Industry practice sometimes sets insurance premium at a higher level than non-market distorting levels to safeguard against moral hazards. We should reconstruct our post/inter-pandemic world order under the same principle. In the post-WWII decades, US provided market access and security umbrella to fortify allies against Communism. To what standards will we hold ourselves in the bilateral and multilateral engagement with the PRC? What are liberal democracies willing to invest in for our long-term security and global prosperity?
Rana Mitter, Director of the University China Centre, University of Oxford
Kun-chin Lin’s blog entry makes a powerful point: can we return to “business as usual” with China after the corona crisis is over? The answer is surely no: but any solution that will last will have to find creative ways not only to create new alliances and make new commitments, but also to decide where we, as liberal societies, fall short, and how we can take the effort to live up to our own standards as we challenge China.

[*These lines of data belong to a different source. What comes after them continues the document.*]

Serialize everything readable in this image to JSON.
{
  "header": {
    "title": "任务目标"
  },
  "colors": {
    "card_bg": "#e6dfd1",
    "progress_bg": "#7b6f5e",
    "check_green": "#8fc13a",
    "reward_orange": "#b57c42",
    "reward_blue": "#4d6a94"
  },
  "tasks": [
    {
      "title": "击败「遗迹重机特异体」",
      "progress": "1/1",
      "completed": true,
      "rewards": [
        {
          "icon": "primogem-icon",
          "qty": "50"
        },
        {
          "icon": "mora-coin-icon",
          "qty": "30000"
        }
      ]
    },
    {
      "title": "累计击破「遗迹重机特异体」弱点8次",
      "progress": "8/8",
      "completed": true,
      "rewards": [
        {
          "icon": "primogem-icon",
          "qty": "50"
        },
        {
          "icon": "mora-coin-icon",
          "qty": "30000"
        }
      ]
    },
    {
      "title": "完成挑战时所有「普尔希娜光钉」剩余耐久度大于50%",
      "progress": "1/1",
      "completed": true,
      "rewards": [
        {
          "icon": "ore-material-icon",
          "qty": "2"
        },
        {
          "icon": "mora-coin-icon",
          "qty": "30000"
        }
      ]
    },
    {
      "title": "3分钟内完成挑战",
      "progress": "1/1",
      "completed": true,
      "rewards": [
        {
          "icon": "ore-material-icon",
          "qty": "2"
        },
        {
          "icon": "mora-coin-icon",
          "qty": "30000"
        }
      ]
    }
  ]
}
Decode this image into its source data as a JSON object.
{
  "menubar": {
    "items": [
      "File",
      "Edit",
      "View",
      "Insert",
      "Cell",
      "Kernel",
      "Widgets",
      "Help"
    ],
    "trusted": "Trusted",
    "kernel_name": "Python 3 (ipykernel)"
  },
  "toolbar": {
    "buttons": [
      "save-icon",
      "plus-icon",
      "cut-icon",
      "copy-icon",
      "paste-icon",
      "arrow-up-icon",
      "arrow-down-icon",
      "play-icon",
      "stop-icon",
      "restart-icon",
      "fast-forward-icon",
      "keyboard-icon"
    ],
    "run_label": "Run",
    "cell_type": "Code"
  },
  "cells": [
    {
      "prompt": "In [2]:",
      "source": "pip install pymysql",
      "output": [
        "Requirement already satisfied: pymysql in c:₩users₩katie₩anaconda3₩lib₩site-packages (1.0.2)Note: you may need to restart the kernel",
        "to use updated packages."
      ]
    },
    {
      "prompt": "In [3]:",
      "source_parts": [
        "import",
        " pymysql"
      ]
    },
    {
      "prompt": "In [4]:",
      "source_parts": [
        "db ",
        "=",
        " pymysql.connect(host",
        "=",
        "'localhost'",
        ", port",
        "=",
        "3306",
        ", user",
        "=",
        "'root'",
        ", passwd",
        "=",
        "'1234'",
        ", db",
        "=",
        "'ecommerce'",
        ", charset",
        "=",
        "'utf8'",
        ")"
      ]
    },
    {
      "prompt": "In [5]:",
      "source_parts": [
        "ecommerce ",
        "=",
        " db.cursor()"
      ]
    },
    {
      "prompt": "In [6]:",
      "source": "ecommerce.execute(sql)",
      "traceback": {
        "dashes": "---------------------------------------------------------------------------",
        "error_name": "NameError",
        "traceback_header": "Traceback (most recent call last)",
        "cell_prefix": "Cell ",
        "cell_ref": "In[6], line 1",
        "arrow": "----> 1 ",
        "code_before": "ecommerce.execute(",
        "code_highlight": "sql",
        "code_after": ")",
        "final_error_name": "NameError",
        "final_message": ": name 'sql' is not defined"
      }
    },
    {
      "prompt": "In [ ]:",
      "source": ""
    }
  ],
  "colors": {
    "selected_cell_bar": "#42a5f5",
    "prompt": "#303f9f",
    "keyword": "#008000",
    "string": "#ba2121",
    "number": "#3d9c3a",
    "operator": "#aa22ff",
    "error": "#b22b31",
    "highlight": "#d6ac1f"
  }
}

First, it is important to stress that China must make its system of politics more transparent and accountable and stop spreading rumours with no substance about the origins of COVID-19. We know that fear of political consequences was one major reason that Chinese officials did not tell the truth when the outbreak occurred in December last year. But we have not learned the lessons: the US in particular has set a poor example since the start of the crisis, seeking to minimize the seriousness of the crisis and using rightwing media to suggest that attempts to tackle the virus are political tricks of the left. In contrast, Japan sent sympathy and medical equipment to China earlier this year, and showed little enthusiasm to turn the virus into an opportunity to create a new frontier for confrontation with China.
Second, we should push for stronger animal welfare and food hygiene standards in China. In doing so, Britain will have to avoid any rush to match lower standards than it has now in signing new trade deals. Nor should we allow the degrading of our public health services, selling off sectors to the highest bidders, as was threatened in discussions over trade last year. The importance of a well-funded public health service is now eminently clear. If we are asking China to raise its standards – and we must – we cannot seek the lowest denominator while asking higher standards of others.
Of course, the political circumstances in China are several orders of magnitude more repressive than in liberal societies; the two are not directly comparable. But we need to make sure that our own house is in order to be convincing to a state that we want to challenge for its role in creating the current crisis.